Der 1. Senat legt die vertraglichen Vereinbarungen dahingehend aus, dass mit der streitgegenständlichen Einführung des neuen Rentenplans auch die zuvor noch ausdrücklich vorgesehene Anpassung der Rentenansprüche im Rahmen der gesetzlichen Anpassungsprüfungspflicht abbedungen werden sollte. Dies führt nach der herangezogenen BAG-Rechtsprechung dazu, dass die Verpflichtung zur 1%igen jährlichen Erhöhung der Rentenansprüche in den streitgegenständlichen Altfällen rechtlich unwirksam ist. Eine Anrechnungsbestimmung, wonach die jährlichen Mindestanpassungen auf etwaige Erhöhungen im Rahmen der Anpassungsprüfungspflicht anzurechnen ist, ist zur Überzeugung des 1. Senats nicht in die streitgegenständliche Betriebsvereinbarung aufgenommen worden und findet dort auch keinen Anklang.
Es liegt auch keine vertragliche Fortgeltungsanordnung vor, nach welcher die gesetzliche Anpassungsprüfungspflicht neben der vertraglichen dynamischen Anpassungsverpflichtung bestehen bleiben soll. Darüber hinaus ist die neue gesetzliche Regelung in § 16 Abs. 3 Nr. 1 BetrAVG nahezu wortgleich in den neuen Rentenplan übernommen worden.
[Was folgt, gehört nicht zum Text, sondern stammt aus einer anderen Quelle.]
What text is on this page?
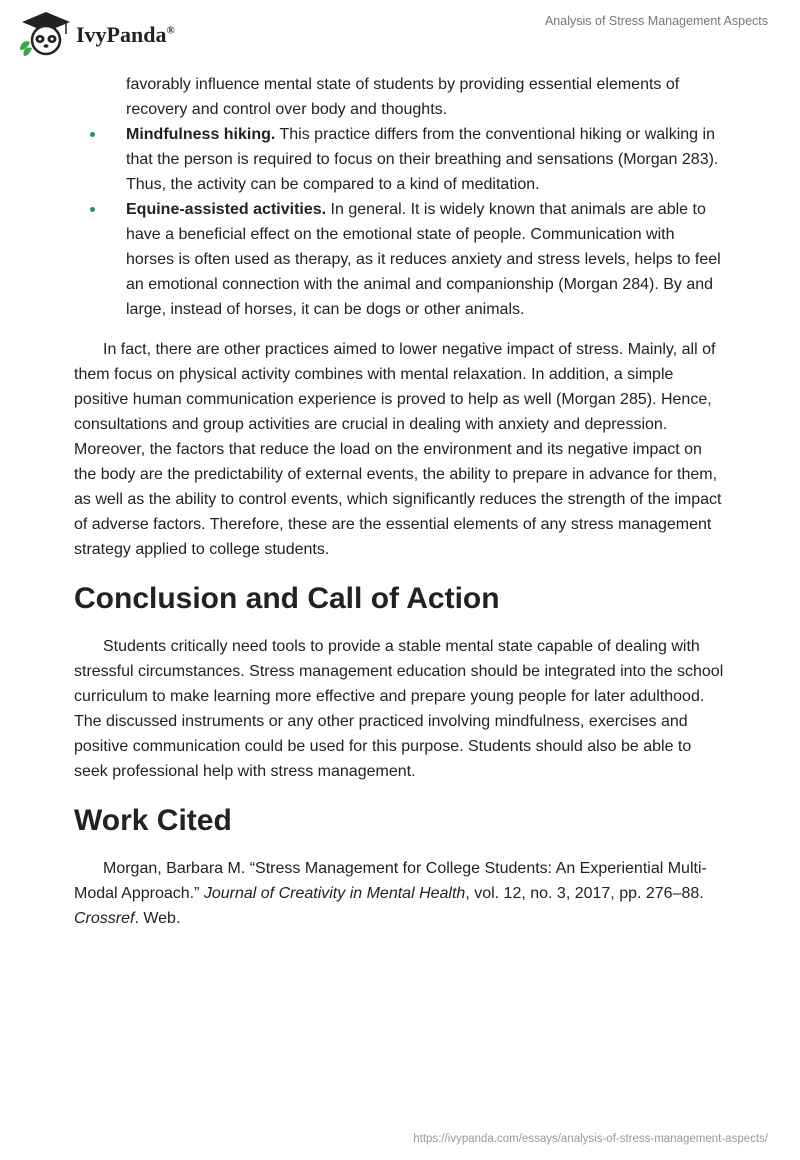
IvyPanda®
Analysis of Stress Management Aspects
favorably influence mental state of students by providing essential elements of recovery and control over body and thoughts.
Mindfulness hiking. This practice differs from the conventional hiking or walking in that the person is required to focus on their breathing and sensations (Morgan 283). Thus, the activity can be compared to a kind of meditation.
Equine-assisted activities. In general. It is widely known that animals are able to have a beneficial effect on the emotional state of people. Communication with horses is often used as therapy, as it reduces anxiety and stress levels, helps to feel an emotional connection with the animal and companionship (Morgan 284). By and large, instead of horses, it can be dogs or other animals.

In fact, there are other practices aimed to lower negative impact of stress. Mainly, all of them focus on physical activity combines with mental relaxation. In addition, a simple positive human communication experience is proved to help as well (Morgan 285). Hence, consultations and group activities are crucial in dealing with anxiety and depression. Moreover, the factors that reduce the load on the environment and its negative impact on the body are the predictability of external events, the ability to prepare in advance for them, as well as the ability to control events, which significantly reduces the strength of the impact of adverse factors. Therefore, these are the essential elements of any stress management strategy applied to college students.

Conclusion and Call of Action

Students critically need tools to provide a stable mental state capable of dealing with stressful circumstances. Stress management education should be integrated into the school curriculum to make learning more effective and prepare young people for later adulthood. The discussed instruments or any other practiced involving mindfulness, exercises and positive communication could be used for this purpose. Students should also be able to seek professional help with stress management.

Work Cited

Morgan, Barbara M. “Stress Management for College Students: An Experiential Multi-Modal Approach.” Journal of Creativity in Mental Health, vol. 12, no. 3, 2017, pp. 276–88. Crossref. Web.

https://ivypanda.com/essays/analysis-of-stress-management-aspects/
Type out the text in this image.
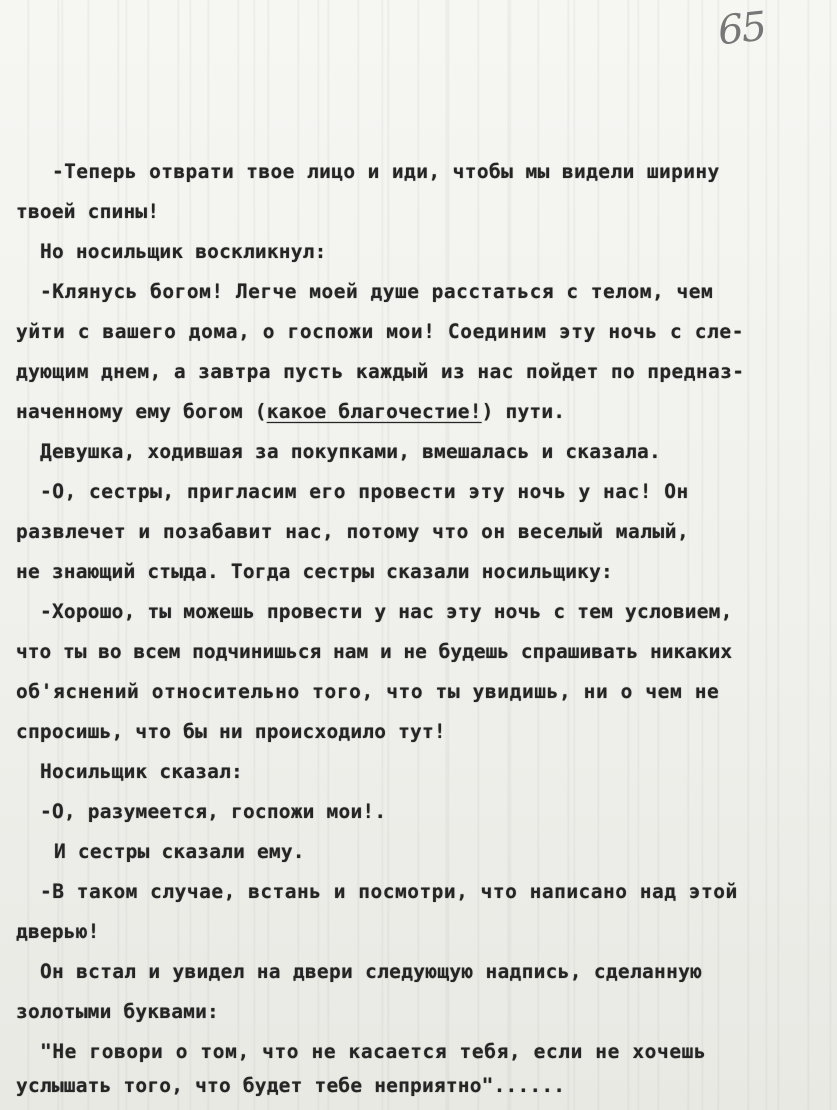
65
-Теперь отврати твое лицо и иди, чтобы мы видели ширину
твоей спины!
Но носильщик воскликнул:
-Клянусь богом! Легче моей душе расстаться с телом, чем
уйти с вашего дома, о госпожи мои! Соединим эту ночь с сле-
дующим днем, а завтра пусть каждый из нас пойдет по предназ-
наченному ему богом (какое благочестие!) пути.
Девушка, ходившая за покупками, вмешалась и сказала.
-О, сестры, пригласим его провести эту ночь у нас! Он
развлечет и позабавит нас, потому что он веселый малый,
не знающий стыда. Тогда сестры сказали носильщику:
-Хорошо, ты можешь провести у нас эту ночь с тем условием,
что ты во всем подчинишься нам и не будешь спрашивать никаких
об'яснений относительно того, что ты увидишь, ни о чем не
спросишь, что бы ни происходило тут!
Носильщик сказал:
-О, разумеется, госпожи мои!.
И сестры сказали ему.
-В таком случае, встань и посмотри, что написано над этой
дверью!
Он встал и увидел на двери следующую надпись, сделанную
золотыми буквами:
"Не говори о том, что не касается тебя, если не хочешь
услышать того, что будет тебе неприятно"......
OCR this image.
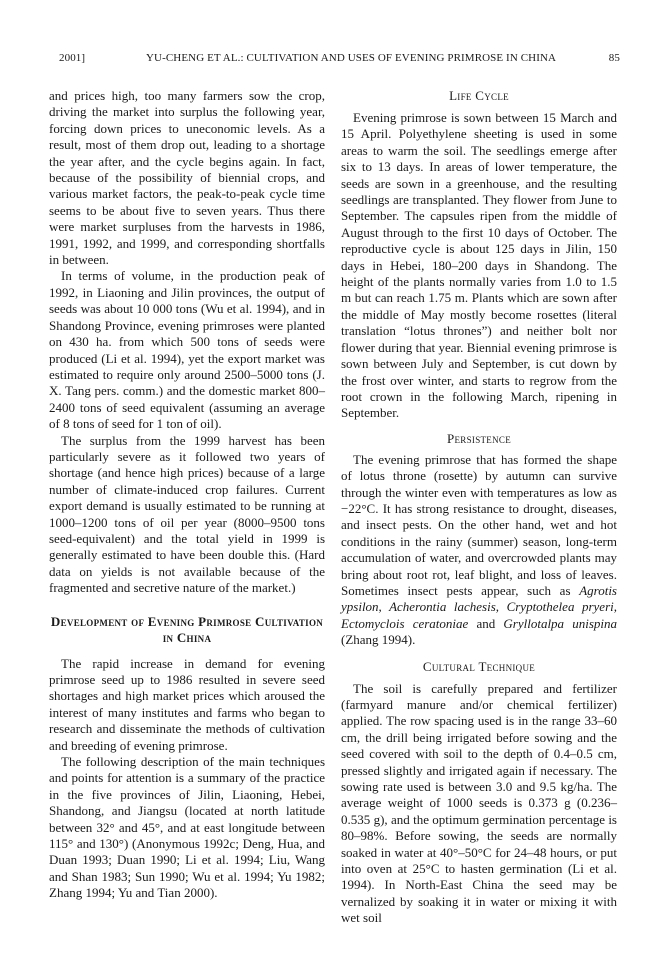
2001]	YU-CHENG ET AL.: CULTIVATION AND USES OF EVENING PRIMROSE IN CHINA	85

and prices high, too many farmers sow the crop, driving the market into surplus the following year, forcing down prices to uneconomic levels. As a result, most of them drop out, leading to a shortage the year after, and the cycle begins again. In fact, because of the possibility of biennial crops, and various market factors, the peak-to-peak cycle time seems to be about five to seven years. Thus there were market surpluses from the harvests in 1986, 1991, 1992, and 1999, and corresponding shortfalls in between.

In terms of volume, in the production peak of 1992, in Liaoning and Jilin provinces, the output of seeds was about 10 000 tons (Wu et al. 1994), and in Shandong Province, evening primroses were planted on 430 ha. from which 500 tons of seeds were produced (Li et al. 1994), yet the export market was estimated to require only around 2500–5000 tons (J. X. Tang pers. comm.) and the domestic market 800–2400 tons of seed equivalent (assuming an average of 8 tons of seed for 1 ton of oil).

The surplus from the 1999 harvest has been particularly severe as it followed two years of shortage (and hence high prices) because of a large number of climate-induced crop failures. Current export demand is usually estimated to be running at 1000–1200 tons of oil per year (8000–9500 tons seed-equivalent) and the total yield in 1999 is generally estimated to have been double this. (Hard data on yields is not available because of the fragmented and secretive nature of the market.)

Development of Evening Primrose Cultivation in China

The rapid increase in demand for evening primrose seed up to 1986 resulted in severe seed shortages and high market prices which aroused the interest of many institutes and farms who began to research and disseminate the methods of cultivation and breeding of evening primrose.

The following description of the main techniques and points for attention is a summary of the practice in the five provinces of Jilin, Liaoning, Hebei, Shandong, and Jiangsu (located at north latitude between 32° and 45°, and at east longitude between 115° and 130°) (Anonymous 1992c; Deng, Hua, and Duan 1993; Duan 1990; Li et al. 1994; Liu, Wang and Shan 1983; Sun 1990; Wu et al. 1994; Yu 1982; Zhang 1994; Yu and Tian 2000).

Life Cycle

Evening primrose is sown between 15 March and 15 April. Polyethylene sheeting is used in some areas to warm the soil. The seedlings emerge after six to 13 days. In areas of lower temperature, the seeds are sown in a greenhouse, and the resulting seedlings are transplanted. They flower from June to September. The capsules ripen from the middle of August through to the first 10 days of October. The reproductive cycle is about 125 days in Jilin, 150 days in Hebei, 180–200 days in Shandong. The height of the plants normally varies from 1.0 to 1.5 m but can reach 1.75 m. Plants which are sown after the middle of May mostly become rosettes (literal translation “lotus thrones”) and neither bolt nor flower during that year. Biennial evening primrose is sown between July and September, is cut down by the frost over winter, and starts to regrow from the root crown in the following March, ripening in September.

Persistence

The evening primrose that has formed the shape of lotus throne (rosette) by autumn can survive through the winter even with temperatures as low as −22°C. It has strong resistance to drought, diseases, and insect pests. On the other hand, wet and hot conditions in the rainy (summer) season, long-term accumulation of water, and overcrowded plants may bring about root rot, leaf blight, and loss of leaves. Sometimes insect pests appear, such as Agrotis ypsilon, Acherontia lachesis, Cryptothelea pryeri, Ectomyclois ceratoniae and Gryllotalpa unispina (Zhang 1994).

Cultural Technique

The soil is carefully prepared and fertilizer (farmyard manure and/or chemical fertilizer) applied. The row spacing used is in the range 33–60 cm, the drill being irrigated before sowing and the seed covered with soil to the depth of 0.4–0.5 cm, pressed slightly and irrigated again if necessary. The sowing rate used is between 3.0 and 9.5 kg/ha. The average weight of 1000 seeds is 0.373 g (0.236–0.535 g), and the optimum germination percentage is 80–98%. Before sowing, the seeds are normally soaked in water at 40°–50°C for 24–48 hours, or put into oven at 25°C to hasten germination (Li et al. 1994). In North-East China the seed may be vernalized by soaking it in water or mixing it with wet soil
Der 1. Senat des FG hat die Revision wegen grundsätzlicher Bedeutung zugelassen, da finanzgerichtlich bislang noch nicht abschließend geklärt ist, ob und unter welchen Voraussetzungen ein Verstoß gegen die Regelung in § 30c Abs. 1 i. V. m. § 16 Abs. 3 Nr. 1 BetrAVG zur teilweisen Versagung einer steuerlichen Pensionsrückstellung führt.
Das Revisionsverfahren ist beim BFH unter dem Aktenzeichen IX R 8/25 anhängig.